The $3.5 million facility, with $2.6 million in annual operating costs, opened in 2011 and has never come close to delivering even half its target number.
While baby number 204 of 2018 was delivered this week, they’ve still only achieved 40 per cent of the target.
But Sookermany said staff believe they are operating near capacity.
“I believe the 200 to 240 mark is sort of what we can do with what we have,” Sookermany said. “I think we are at that moment, that tipping moment.”

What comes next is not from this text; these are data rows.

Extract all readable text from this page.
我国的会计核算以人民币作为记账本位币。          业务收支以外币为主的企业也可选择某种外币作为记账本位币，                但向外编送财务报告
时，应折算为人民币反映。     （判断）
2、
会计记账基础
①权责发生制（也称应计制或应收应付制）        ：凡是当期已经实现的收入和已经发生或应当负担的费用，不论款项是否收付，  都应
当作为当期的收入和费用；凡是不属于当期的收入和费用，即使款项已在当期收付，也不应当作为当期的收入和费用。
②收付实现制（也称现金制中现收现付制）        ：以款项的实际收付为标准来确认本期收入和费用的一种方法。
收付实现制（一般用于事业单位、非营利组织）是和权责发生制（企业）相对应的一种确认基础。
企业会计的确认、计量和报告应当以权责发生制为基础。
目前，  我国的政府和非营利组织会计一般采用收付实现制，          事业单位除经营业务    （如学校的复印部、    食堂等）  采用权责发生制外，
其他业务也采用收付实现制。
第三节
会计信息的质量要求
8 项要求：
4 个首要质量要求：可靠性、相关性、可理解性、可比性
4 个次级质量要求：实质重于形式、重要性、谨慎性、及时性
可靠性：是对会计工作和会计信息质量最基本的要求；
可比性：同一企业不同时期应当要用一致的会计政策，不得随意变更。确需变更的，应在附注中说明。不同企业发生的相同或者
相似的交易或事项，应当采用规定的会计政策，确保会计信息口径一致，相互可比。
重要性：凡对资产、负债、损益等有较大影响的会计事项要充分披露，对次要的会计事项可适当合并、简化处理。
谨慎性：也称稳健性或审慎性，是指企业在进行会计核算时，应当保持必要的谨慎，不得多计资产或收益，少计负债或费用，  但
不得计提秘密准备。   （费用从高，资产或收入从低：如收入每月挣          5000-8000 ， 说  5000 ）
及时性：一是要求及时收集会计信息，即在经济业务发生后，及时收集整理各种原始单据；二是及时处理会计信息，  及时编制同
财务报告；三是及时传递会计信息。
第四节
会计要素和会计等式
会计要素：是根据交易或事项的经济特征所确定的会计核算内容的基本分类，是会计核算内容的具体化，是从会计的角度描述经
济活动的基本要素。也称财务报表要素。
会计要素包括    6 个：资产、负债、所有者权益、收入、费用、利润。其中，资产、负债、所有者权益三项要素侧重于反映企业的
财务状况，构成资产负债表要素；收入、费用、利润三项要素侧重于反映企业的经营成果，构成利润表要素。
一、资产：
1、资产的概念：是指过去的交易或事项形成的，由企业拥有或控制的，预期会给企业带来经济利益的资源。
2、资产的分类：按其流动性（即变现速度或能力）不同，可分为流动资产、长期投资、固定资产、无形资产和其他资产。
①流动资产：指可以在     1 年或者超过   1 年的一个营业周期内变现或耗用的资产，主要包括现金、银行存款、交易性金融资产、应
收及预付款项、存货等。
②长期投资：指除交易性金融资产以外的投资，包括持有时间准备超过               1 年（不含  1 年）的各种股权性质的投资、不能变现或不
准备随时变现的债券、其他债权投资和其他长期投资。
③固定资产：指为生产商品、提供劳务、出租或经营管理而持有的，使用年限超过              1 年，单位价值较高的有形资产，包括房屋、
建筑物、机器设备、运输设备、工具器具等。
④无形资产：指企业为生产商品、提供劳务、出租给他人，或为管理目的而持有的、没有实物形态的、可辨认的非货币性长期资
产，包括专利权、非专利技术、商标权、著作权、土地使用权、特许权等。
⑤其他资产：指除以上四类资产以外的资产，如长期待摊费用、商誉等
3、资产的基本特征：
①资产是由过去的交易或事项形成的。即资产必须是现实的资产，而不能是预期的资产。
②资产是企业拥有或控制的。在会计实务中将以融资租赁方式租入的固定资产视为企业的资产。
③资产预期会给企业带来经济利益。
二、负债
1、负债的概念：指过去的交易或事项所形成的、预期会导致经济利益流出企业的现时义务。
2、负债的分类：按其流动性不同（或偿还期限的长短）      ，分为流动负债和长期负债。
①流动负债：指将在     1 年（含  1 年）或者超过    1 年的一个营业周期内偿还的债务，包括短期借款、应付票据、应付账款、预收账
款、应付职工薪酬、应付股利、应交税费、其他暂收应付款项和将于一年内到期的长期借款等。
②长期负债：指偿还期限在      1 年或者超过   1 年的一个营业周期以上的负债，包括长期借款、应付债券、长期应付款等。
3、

Data provided by the Winnipeg Regional Health Authority (WRHA) shows when the centre opened in 2011, there were six births. Since then, the numbers have increased each year.
In it’s first full year of operation there were 120 births. Each year since, the number of babies born has gone up.
Births per year:
The centre has struggled with a shortage of midwives since opening — a problem that continues to plague the facility today.
“We need more midwives and we need more funds to be able to support all of the costs that are connected to a birth,” Sookermany said.
According to the College of Midwives of Manitoba, there are 55 registered practicing midwives in the province, 33 of whom are working within the WRHA. There are just 13 at the Birth Centre.
Previously, the college said 200 spots were needed to fill the demand. There are 12 to 13 students expected to graduate the midwifery program in May 2019.
However, as of right now, the WRHA said now there are zero vacancies.
“If we were funded to hire more midwives, that’s not us, they are employees of the region. If they hired more midwives we would have the capacity,” she said.